Jake Bauers (1B, TB)

Bauers has gotten just two hits in his last 21 PA over his last six games. The good news about that is that he has walked six times in that timeframe (.429 OBP) which means that, despite lowering his average, his OBP is now up to .352 on the season. Bauers remains a source of cheap power and sneaky speed from a corner infield slot that gets a boost in OBP leagues due to his excellent walk rate.

Shane Bieber (SP, CLE) 

In Bieber's most recent outing, for the third time in 10 starts this season, Bieber was one out short of a quality start. He still posted a respectable line: 5.2 IP, 7 H, 2 ER, 1 BB, 7 SO, but finishing with 5.2 innings pitched is a spirit-crusher for those of you in QS leagues. The good news is that he got the win, so he improved his record to 6-2 on the season, and remains a solid middle-of-the-pack option for the remainder of the season.

Juan Soto (OF, WAS)

Soto was actually ejected for the first time in Wednesday's contest against the Braves for arguing balls and strikes. He didn't get tossed immediately after the at-bat; he was rung up, though. In his subsequent plate appearance, he said something to the umpire about how he thought the pitch from the previous at-bat was inside, and the umpire (Greg Gibson, who is not well-liked by most MLB fans familiar with him) tossed Soto. Was it necessary? Absolutely not. Is Soto still an absolute monster who is going to win Rookie of the Year? You bet.

Garrett Hampson (2B, COL)

Hampson was optioned to Triple-A when DJ LeMahieu was activated from the disabled list. He likely will not return to the bigs until September and is now a safe drop in any non-keeper league where you need the roster space.


Quick Hits

Ronald Acuna (OF, ATL)

Acuna struggled a bit this past week, with a .625 OPS since the last column was published. He's still an everyday starter in all leagues.

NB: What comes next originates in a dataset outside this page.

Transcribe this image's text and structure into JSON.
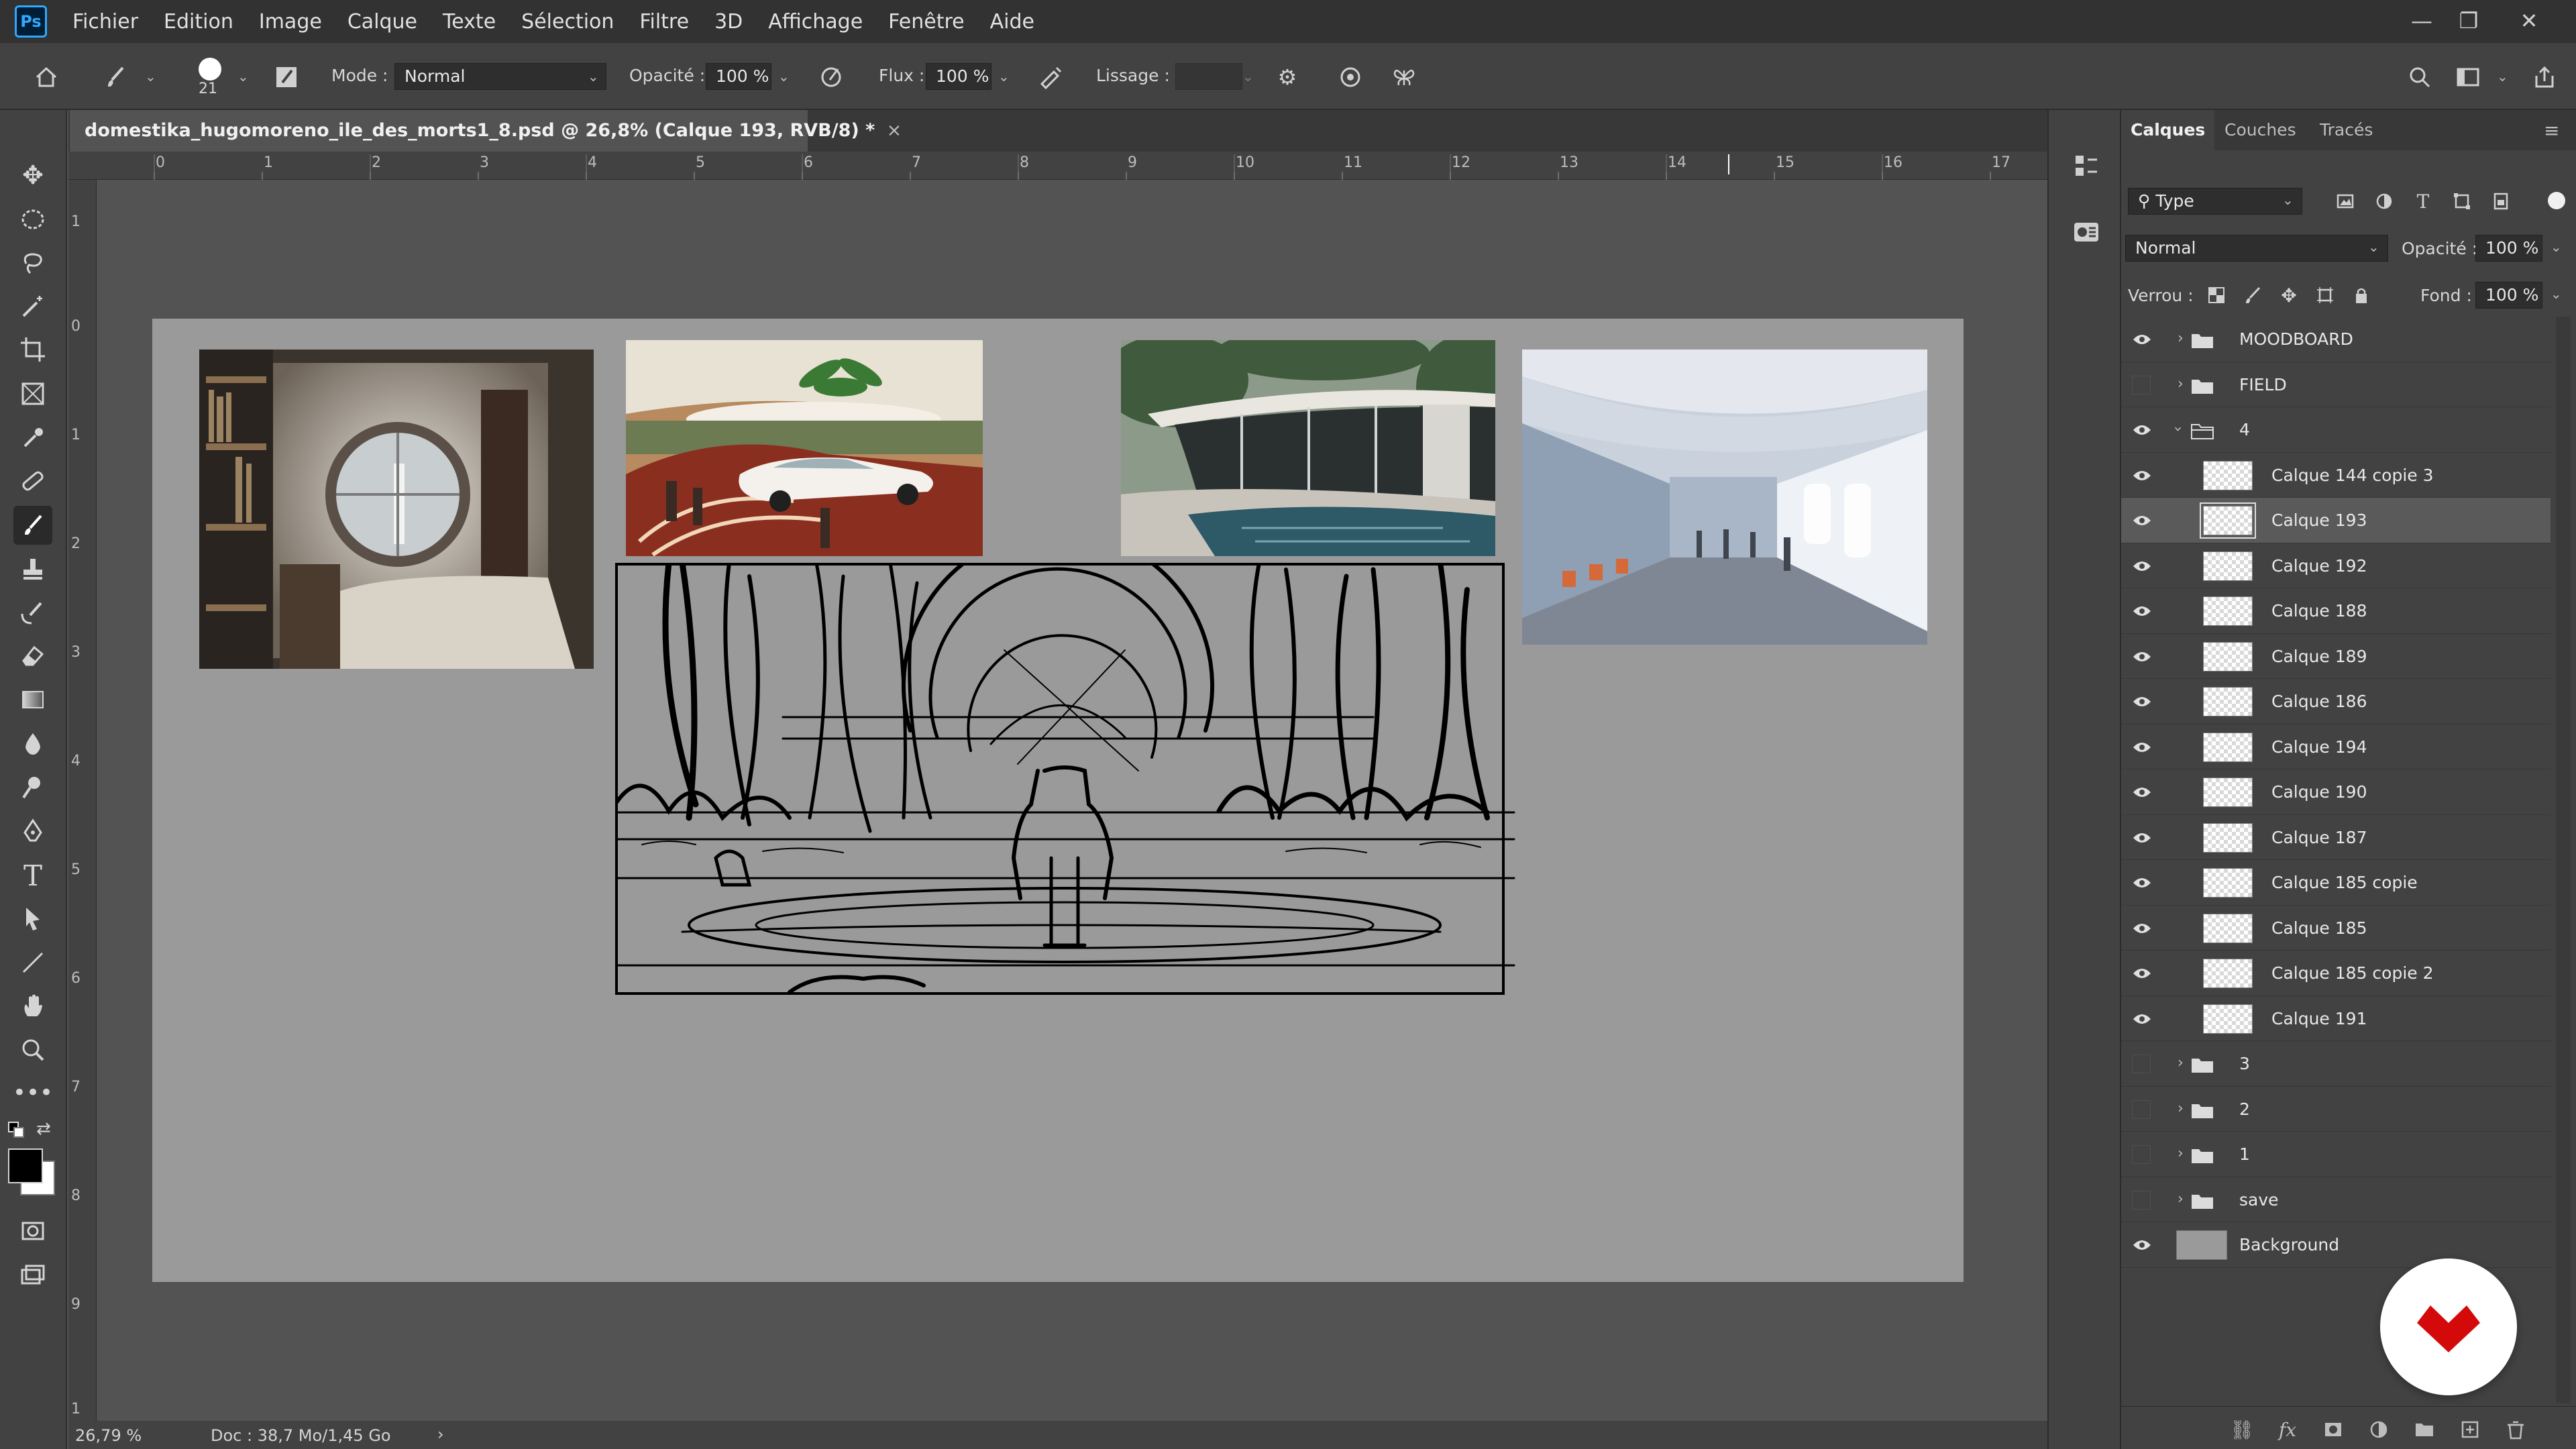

Seranthony Dominguez (RP, PHI)

Dominguez has struggled a bit of late because his manager, Gabe Kapler, has yet to understand that he cannot be deployed on back-to-back days. The flamethrower is has a 9.82 ERA and an 11:8 K:BB ratio when pitching in back-to-back games. When he has at least one day of rest, he has a 0.81 ERA and 41:5 K:BB ratio. This makes sense as he was converted to a relief pitcher this year so he is still shaky pitching on back-to-back days. This trend will correct itself with more experience, but for now, just hope Kapler doesn't deploy Dominguez two days in a row.

Gleyber Torres (2B/SS, NYY)

Torres registered just a .563 OPS over the past week. Worry not, Torres should right the ship soon based on the Yankees future schedule.

Willie Calhoun (OF, TEX)

Calhoun has heated up over the past week with a  .292/.333/.500 and, more importantly, just two strikeouts in 27 PA. This has the makings of a productive outfielder, especially if he can continue to limit the strikeouts. He still has just one HR on the season, but that's not the end of the world if he's hitting for extra bases either way.


Josh Hader Update

Hader looked human this past week: 2.2 IP, 3 H, 2 R (both earned), 2 BB, 2 SO.